Телефонный звонок прервал на полуслове выступление полковника Ковчука на утренней оперативке. Он недовольно покосился на аппарат, но трубку взял, и его озабоченное, усталое лицо прояснилось. Очевидно, новости были хорошие. Обсудив утреннюю оперативную сводку и получив задания, сотрудники стали расходиться Поднялась и Андронова, но начальник попросил ее задержаться.

– Сейчас звонил Чобу из Москвы, – сообщил полковник. – Кое-что проясняется. Не зря мы его в столицу командировали. Нашли человека, у которого лампаду украли, помните, Чобу еще подробно докладывал об этом мошенничестве, некий Карякин, москвич. У него обнаружены также культовые вещи, похищенные в Молдавии. Этот Карякин, как сообщает Чобу, личность весьма подозрительная, имел судимость, однако, видимо, в кражах не замешан. По крайней мере, прямо. Он сдавал в комиссионный магазин антикварные вещи, которые ему передал, по его словам, житель Кишинева Воронков Олег Георгиевич. Карякин действительно летал в Кишинев, это по билетам установлено. Однако его показания нуждаются в проверке. Тем более, что уж слишком быстро он раскололся, так Чобу считает. Не оговаривает ли Карякин Воронкова? Вот в чем вопрос. Карякин утверждает, что Воронков коллекционер, и довольно известный. Вам не приходилось с ним встречаться или слышать эту фамилию? Вы же, Лидия Сергеевна, эту публику хорошо знаете.

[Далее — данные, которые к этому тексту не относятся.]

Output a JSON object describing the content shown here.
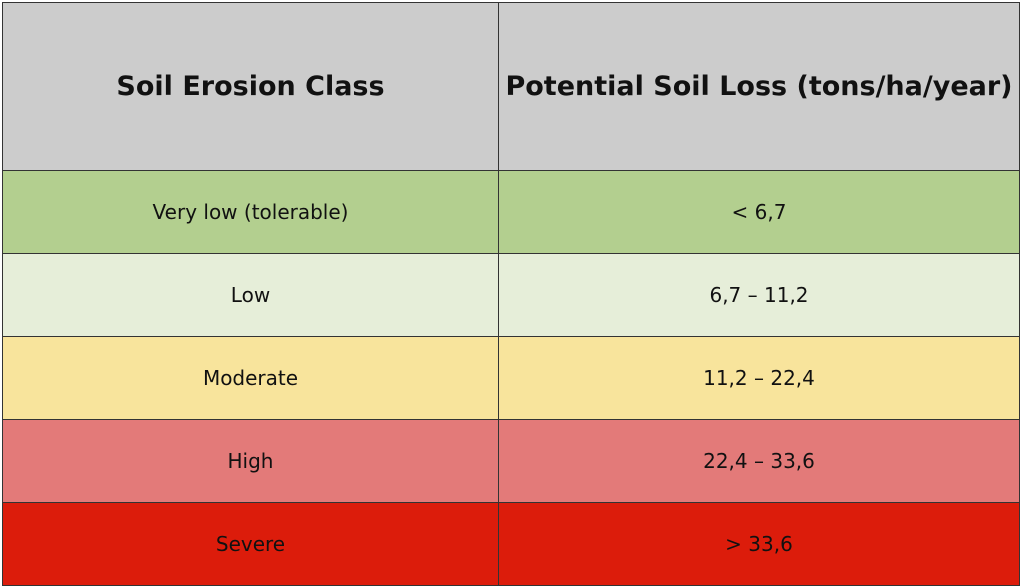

– Меньше, чем хотелось бы, Никанор Диомидович. Эта публика скрытная, я уже говорила. Каста. Если Воронков действительно коллекционер, то его найти не составит труда.

– Адрес мы, конечно, узнаем через полчаса, – лицо полковника приняло свое обычное озабоченное выражение. – Не в адресе сейчас дело. Важно установить, откуда у Воронкова эти вещи.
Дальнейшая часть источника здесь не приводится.